5 書くときは緩急をつけ、わかりやすく書く
おまけとして、書くときのアドバイスのようなものを記しておきます。冒頭で基礎的なことは述べないと記したので、一歩進んで役立ちそうなことを書いておきます。
長い文と短い文では、読むときのイメージが変わります。長い文はゆっくりとした印象を、短い文はスピード感のある印象を読者に与えることでしょう。
また、比喩表現は、ターゲットとなる読者が理解できるものにしましょう。例えば、あなたが高校生に向けて作品を書くとき、土地の広さを比喩するとします。このとき、数値で示すよりは、「東京ドーム2個分の土地面積」などと言うほうがわかりやすいでしょう。この比喩がもっとマイナーなものであったり、世代が異なるものであったりすると、うまく伝わりません。ほかにも学術用語や専門用語を用いる際であっても、ターゲットとなる読み手の知的水準に合わせて書きましょう。簡単に用語の説明をしておくと、読者はすんなりと読めます。

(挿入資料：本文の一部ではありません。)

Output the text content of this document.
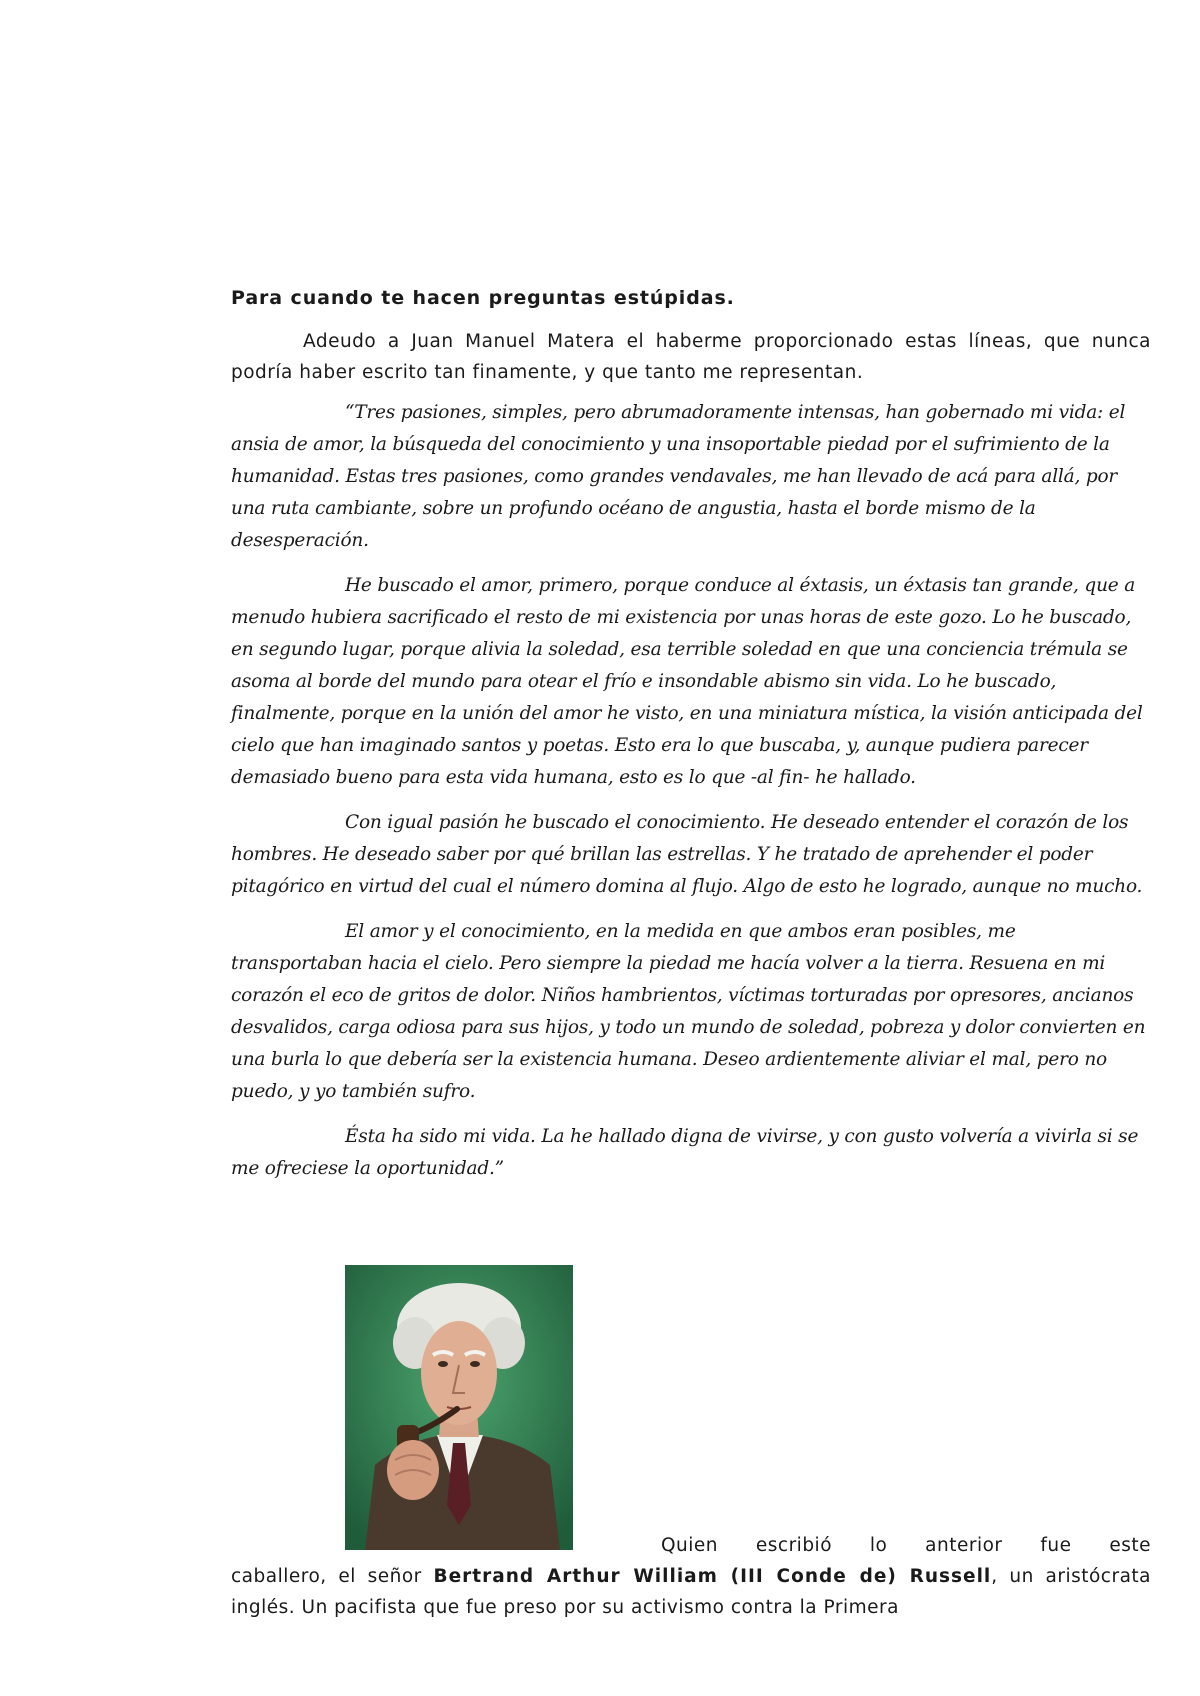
Para cuando te hacen preguntas estúpidas.

Adeudo a Juan Manuel Matera el haberme proporcionado estas líneas, que nunca podría haber escrito tan finamente, y que tanto me representan.

“Tres pasiones, simples, pero abrumadoramente intensas, han gobernado mi vida: el ansia de amor, la búsqueda del conocimiento y una insoportable piedad por el sufrimiento de la humanidad. Estas tres pasiones, como grandes vendavales, me han llevado de acá para allá, por una ruta cambiante, sobre un profundo océano de angustia, hasta el borde mismo de la desesperación.

He buscado el amor, primero, porque conduce al éxtasis, un éxtasis tan grande, que a menudo hubiera sacrificado el resto de mi existencia por unas horas de este gozo. Lo he buscado, en segundo lugar, porque alivia la soledad, esa terrible soledad en que una conciencia trémula se asoma al borde del mundo para otear el frío e insondable abismo sin vida. Lo he buscado, finalmente, porque en la unión del amor he visto, en una miniatura mística, la visión anticipada del cielo que han imaginado santos y poetas. Esto era lo que buscaba, y, aunque pudiera parecer demasiado bueno para esta vida humana, esto es lo que -al fin- he hallado.

Con igual pasión he buscado el conocimiento. He deseado entender el corazón de los hombres. He deseado saber por qué brillan las estrellas. Y he tratado de aprehender el poder pitagórico en virtud del cual el número domina al flujo. Algo de esto he logrado, aunque no mucho.

El amor y el conocimiento, en la medida en que ambos eran posibles, me transportaban hacia el cielo. Pero siempre la piedad me hacía volver a la tierra. Resuena en mi corazón el eco de gritos de dolor. Niños hambrientos, víctimas torturadas por opresores, ancianos desvalidos, carga odiosa para sus hijos, y todo un mundo de soledad, pobreza y dolor convierten en una burla lo que debería ser la existencia humana. Deseo ardientemente aliviar el mal, pero no puedo, y yo también sufro.

Ésta ha sido mi vida. La he hallado digna de vivirse, y con gusto volvería a vivirla si se me ofreciese la oportunidad.”

Quien escribió lo anterior fue este
caballero, el señor Bertrand Arthur William (III Conde de) Russell, un aristócrata inglés. Un pacifista que fue preso por su activismo contra la Primera
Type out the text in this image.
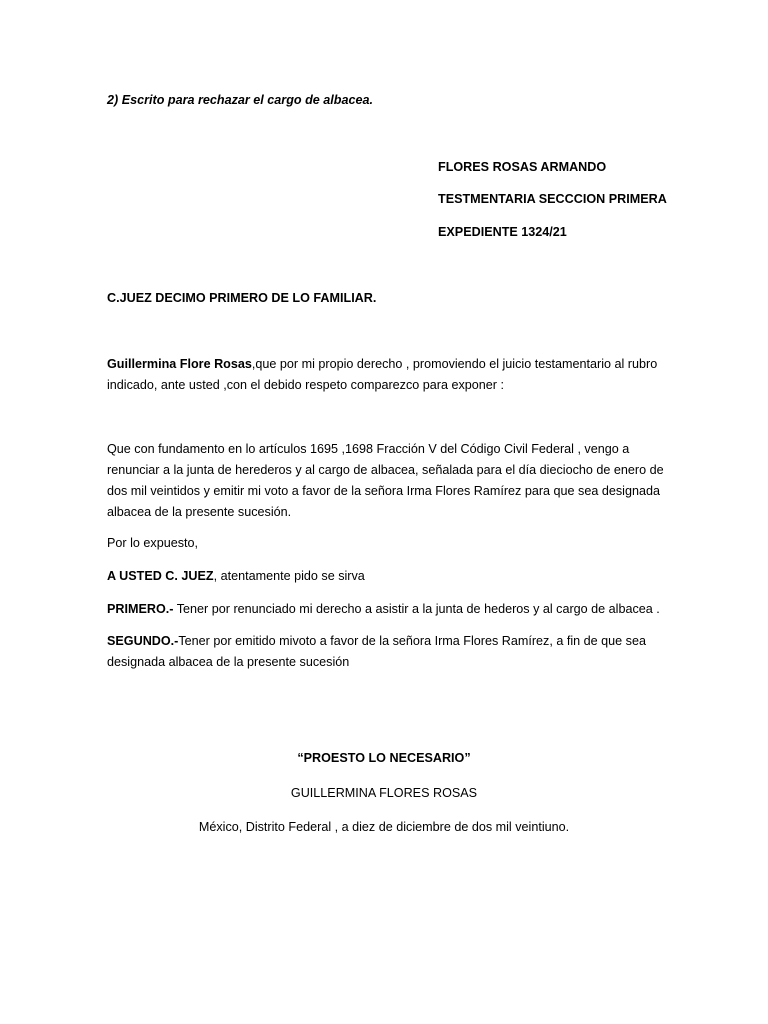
2) Escrito para rechazar el cargo de albacea.
FLORES ROSAS ARMANDO
TESTMENTARIA SECCCION PRIMERA
EXPEDIENTE 1324/21
C.JUEZ DECIMO PRIMERO DE LO FAMILIAR.
Guillermina Flore Rosas,que por mi propio derecho , promoviendo el juicio testamentario al rubro
indicado, ante usted ,con el debido respeto comparezco para exponer :
Que con fundamento en lo artículos 1695 ,1698 Fracción V del Código Civil Federal , vengo a
renunciar a la junta de herederos y al cargo de albacea, señalada para el día dieciocho de enero de
dos mil veintidos y emitir mi voto a favor de la señora Irma Flores Ramírez para que sea designada
albacea de la presente sucesión.
Por lo expuesto,
A USTED C. JUEZ, atentamente pido se sirva
PRIMERO.- Tener por renunciado mi derecho a asistir a la junta de hederos y al cargo de albacea .
SEGUNDO.-Tener por emitido mivoto a favor de la señora Irma Flores Ramírez, a fin de que sea
designada albacea de la presente sucesión
“PROESTO LO NECESARIO”
GUILLERMINA FLORES ROSAS
México, Distrito Federal , a diez de diciembre de dos mil veintiuno.
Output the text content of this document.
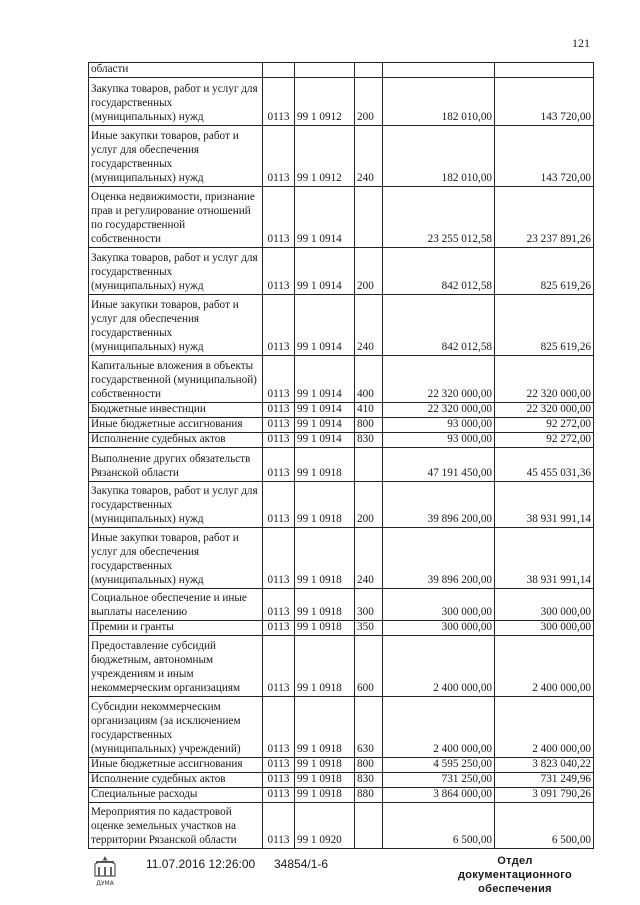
121
области					
Закупка товаров, работ и услуг для
государственных
(муниципальных) нужд	0113	99 1 0912	200	182 010,00	143 720,00
Иные закупки товаров, работ и
услуг для обеспечения
государственных
(муниципальных) нужд	0113	99 1 0912	240	182 010,00	143 720,00
Оценка недвижимости, признание
прав и регулирование отношений
по государственной
собственности	0113	99 1 0914		23 255 012,58	23 237 891,26
Закупка товаров, работ и услуг для
государственных
(муниципальных) нужд	0113	99 1 0914	200	842 012,58	825 619,26
Иные закупки товаров, работ и
услуг для обеспечения
государственных
(муниципальных) нужд	0113	99 1 0914	240	842 012,58	825 619,26
Капитальные вложения в объекты
государственной (муниципальной)
собственности	0113	99 1 0914	400	22 320 000,00	22 320 000,00
Бюджетные инвестиции	0113	99 1 0914	410	22 320 000,00	22 320 000,00
Иные бюджетные ассигнования	0113	99 1 0914	800	93 000,00	92 272,00
Исполнение судебных актов	0113	99 1 0914	830	93 000,00	92 272,00
Выполнение других обязательств
Рязанской области	0113	99 1 0918		47 191 450,00	45 455 031,36
Закупка товаров, работ и услуг для
государственных
(муниципальных) нужд	0113	99 1 0918	200	39 896 200,00	38 931 991,14
Иные закупки товаров, работ и
услуг для обеспечения
государственных
(муниципальных) нужд	0113	99 1 0918	240	39 896 200,00	38 931 991,14
Социальное обеспечение и иные
выплаты населению	0113	99 1 0918	300	300 000,00	300 000,00
Премии и гранты	0113	99 1 0918	350	300 000,00	300 000,00
Предоставление субсидий
бюджетным, автономным
учреждениям и иным
некоммерческим организациям	0113	99 1 0918	600	2 400 000,00	2 400 000,00
Субсидии некоммерческим
организациям (за исключением
государственных
(муниципальных) учреждений)	0113	99 1 0918	630	2 400 000,00	2 400 000,00
Иные бюджетные ассигнования	0113	99 1 0918	800	4 595 250,00	3 823 040,22
Исполнение судебных актов	0113	99 1 0918	830	731 250,00	731 249,96
Специальные расходы	0113	99 1 0918	880	3 864 000,00	3 091 790,26
Мероприятия по кадастровой
оценке земельных участков на
территории Рязанской области	0113	99 1 0920		6 500,00	6 500,00
ДУМА
11.07.2016 12:26:00 34854/1-6	Отдел документационного обеспечения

このとき、定義の順序を間違えてはいけません。特に、プログラム経験者は、事前に用語を定義してから、用語を用いた文章を書こうとしてしまいがちだと思います。筆者もそうでした。しかし、そうではありません。逆の順序です。また、小説は論文ではありませんから、定義ではなく簡単な説明でよいのです。例えば、「机の上にはリモコンが置かれている。このリモコンは、テレビのリモコンである」となるわけです。これが「そのリモコンは、テレビのリモコンである。机の上にはテレビリモコンが置かれている」だと、分かりづらくなります。「○○というものがある。○○とは……」と続くのが普通です。